Because I was already thinking of doing this, and not because Chris Roberson beat me to it, or because our blogs are going to become a forum for a personal argument, I'm going to post some thoughts I shared with Roberson and Sean Williams in an email this morning on why I think NBC's Heroes is my favorite show on television currently and may emerge over time as my favorite show of all time. Note this is NOT a rebuttal to Chris - I long sense gave up on trying to get him to watch. This was a digression into what I think Heroes is doing that is notable in the history of evolving TV narrative:
What it's doing that is making it for me is that it seems to be leaving the episodic nature of television behind completely. Sometimes they'll run a "To be continued" and this just blows my mind, because in a show where everything seems to be carried forward and thru, I can't figure out when they decide something is "to be continued" and something isn't. I think it's just to give us a break from the horrid voice overs, since the TBC episodes don't have one at the end and
start. What Heroes is doing to me and my wife is showing us the absurdity of dramas that start out at the beginning of the hour with a problem and resolve it by the end.
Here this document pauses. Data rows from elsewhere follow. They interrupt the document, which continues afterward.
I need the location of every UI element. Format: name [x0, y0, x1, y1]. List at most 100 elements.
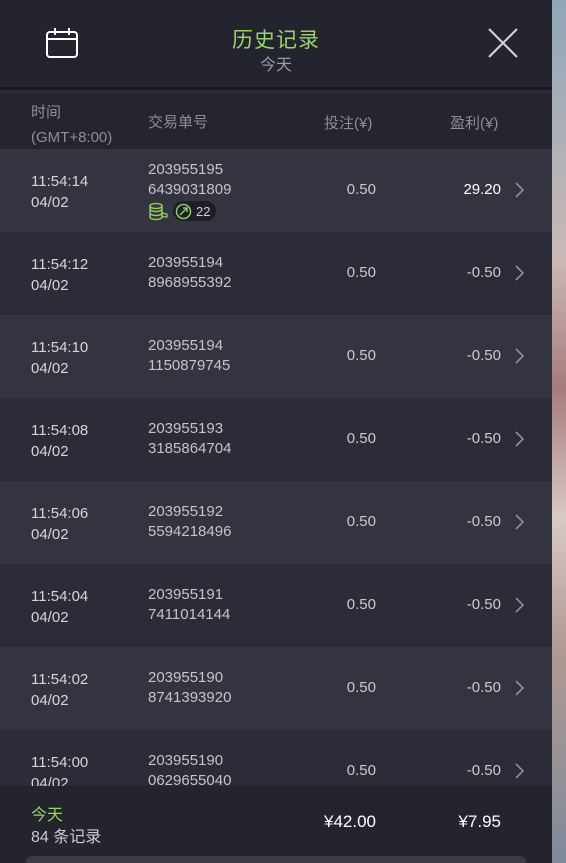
table-row[interactable]: 11:54:00 04/02 203955190 0629655040 0.50…: [0, 730, 552, 786]
chevron-right-icon: [515, 514, 525, 530]
row-order-line2: 0629655040: [148, 772, 232, 786]
page-title: 历史记录: [232, 29, 320, 52]
row-order-line2: 8741393920: [148, 689, 232, 706]
row-date-value: 04/02: [31, 609, 69, 626]
record-count: 84 条记录: [31, 829, 102, 846]
row-bet: 0.50: [346, 513, 376, 530]
row-date-value: 04/02: [31, 194, 69, 211]
row-time: 11:54:14 04/02: [31, 171, 88, 213]
row-bet: 0.50: [346, 762, 376, 779]
table-row[interactable]: 11:54:04 04/02 203955191 7411014144 0.50…: [0, 564, 552, 647]
column-header-timezone: (GMT+8:00): [31, 129, 113, 146]
header-divider: [0, 87, 552, 90]
chevron-right-icon: [515, 763, 525, 779]
summary-footer: 今天 84 条记录 ¥42.00 ¥7.95: [0, 786, 552, 863]
table-row[interactable]: 11:54:08 04/02 203955193 3185864704 0.50…: [0, 398, 552, 481]
row-order-line1: 203955190: [148, 752, 224, 769]
summary-period: 今天: [31, 807, 64, 824]
column-headers: 时间 (GMT+8:00) 交易单号 投注(¥) 盈利(¥): [0, 93, 552, 149]
total-profit: ¥7.95: [458, 812, 501, 831]
table-row[interactable]: 11:54:06 04/02 203955192 5594218496 0.50…: [0, 481, 552, 564]
row-profit: -0.50: [466, 347, 501, 364]
row-date-value: 04/02: [31, 775, 69, 786]
row-profit: 29.20: [463, 181, 501, 198]
row-time-value: 11:54:08: [31, 422, 89, 439]
row-time-value: 11:54:00: [31, 754, 89, 771]
row-bet: 0.50: [346, 430, 376, 447]
row-time-value: 11:54:02: [31, 671, 89, 688]
header: 历史记录 今天: [0, 0, 552, 90]
row-date-value: 04/02: [31, 277, 69, 294]
row-profit: -0.50: [466, 264, 501, 281]
chevron-right-icon: [515, 680, 525, 696]
row-profit: -0.50: [466, 596, 501, 613]
column-header-time-label: 时间: [31, 104, 62, 121]
free-spin-badge: 22: [173, 201, 217, 221]
row-time-value: 11:54:12: [31, 256, 89, 273]
row-order-line1: 203955194: [148, 337, 224, 354]
row-time: 11:54:04 04/02: [31, 586, 88, 628]
table-row[interactable]: 11:54:14 04/02 203955195 6439031809 22 0…: [0, 149, 552, 232]
row-badges: 22: [148, 201, 217, 221]
background-image: [552, 0, 566, 863]
chevron-right-icon: [515, 182, 525, 198]
row-time: 11:54:08 04/02: [31, 420, 88, 462]
row-order-line2: 7411014144: [148, 606, 231, 623]
row-order-line1: 203955191: [148, 586, 224, 603]
row-bet: 0.50: [346, 347, 376, 364]
chevron-right-icon: [515, 431, 525, 447]
row-order: 203955193 3185864704: [148, 419, 231, 459]
chevron-right-icon: [515, 348, 525, 364]
row-order: 203955191 7411014144: [148, 585, 230, 625]
row-time: 11:54:12 04/02: [31, 254, 88, 296]
row-order: 203955194 1150879745: [148, 336, 230, 376]
row-order-line1: 203955193: [148, 420, 224, 437]
date-filter-label: 今天: [259, 57, 292, 74]
row-time: 11:54:02 04/02: [31, 669, 88, 711]
row-bet: 0.50: [346, 596, 376, 613]
history-list[interactable]: 11:54:14 04/02 203955195 6439031809 22 0…: [0, 149, 552, 786]
row-order: 203955195 6439031809: [148, 160, 231, 200]
row-bet: 0.50: [346, 679, 376, 696]
row-order-line1: 203955190: [148, 669, 224, 686]
table-row[interactable]: 11:54:02 04/02 203955190 8741393920 0.50…: [0, 647, 552, 730]
row-profit: -0.50: [466, 513, 501, 530]
column-header-profit: 盈利(¥): [450, 115, 499, 132]
row-order-line2: 6439031809: [148, 181, 232, 198]
free-spin-icon: [175, 203, 192, 219]
bottom-handle: [26, 856, 526, 863]
row-time-value: 11:54:06: [31, 505, 89, 522]
row-order: 203955194 8968955392: [148, 253, 231, 293]
history-panel: 历史记录 今天 时间 (GMT+8:00) 交易单号 投注(¥) 盈利(¥) 1…: [0, 0, 552, 863]
close-icon[interactable]: [486, 26, 520, 60]
row-time-value: 11:54:04: [31, 588, 89, 605]
row-order: 203955190 8741393920: [148, 668, 231, 708]
row-date-value: 04/02: [31, 526, 69, 543]
row-order: 203955190 0629655040: [148, 751, 231, 786]
row-profit: -0.50: [466, 762, 501, 779]
total-bet: ¥42.00: [324, 812, 376, 831]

I am actually very distrubed by this.
Because that's how most television has been written since the medium's inception.
I always prided myself on not being one of those people who can't watch black and white film or refuse to watch things because they are old or the special effects aren't up to today's standards. My excuse was always that it's the story that matters, not the set dressings. But Heroes is doing fundamentally different things with story. I know this began with St Elsewhere and Babylon 5 and a dozen other shows over the last decade, but the level of inter-connectivity, non-episodic format is to an entirely new degree. Rome does this too - they are really neck and neck for my affection and it's probably just that I'm more into comics than history that puts
Heroes ahead - but Rome feels just a touch more episodic.
What I'm realizing is that changes in the sophistication of narrative may forever remove me from the garden and I'm not sure I can go back.
Now, back on B5 - I started on season three and went back, having hated it when it first aired. [And the weaker] Season five's not Joe's fault. He thought he had to end the show on season four, so he hurried to do so, then got the extra year after all and had to stretch it out. Then a major cast member quit between seasons, and he'd planned to hang a huge arc on her. But I often wish B5 had been 5 books instead of 5 years of tv so that the story he meant to tell
from the beginning could get told.
Meanwhile, I am expecting the next truly brilliant, paradigm shifting SF epic to show up sometime in the next five years, not from US television at all, but from another corner - either Asian tv or YouTube or bittorrent or elsewhere. I'm expecting that whoever is behind it is working on it right now and that when it arrives it will be mind-charringly brilliant, as it is able to tell exactly the story it sets out to tell, in exactly however many segments that entails (and no more), without being beholden to the time and commercial constraints of tv, and that once it arrives the real era of SF filmmaking will be well and truly underway. Godspeed!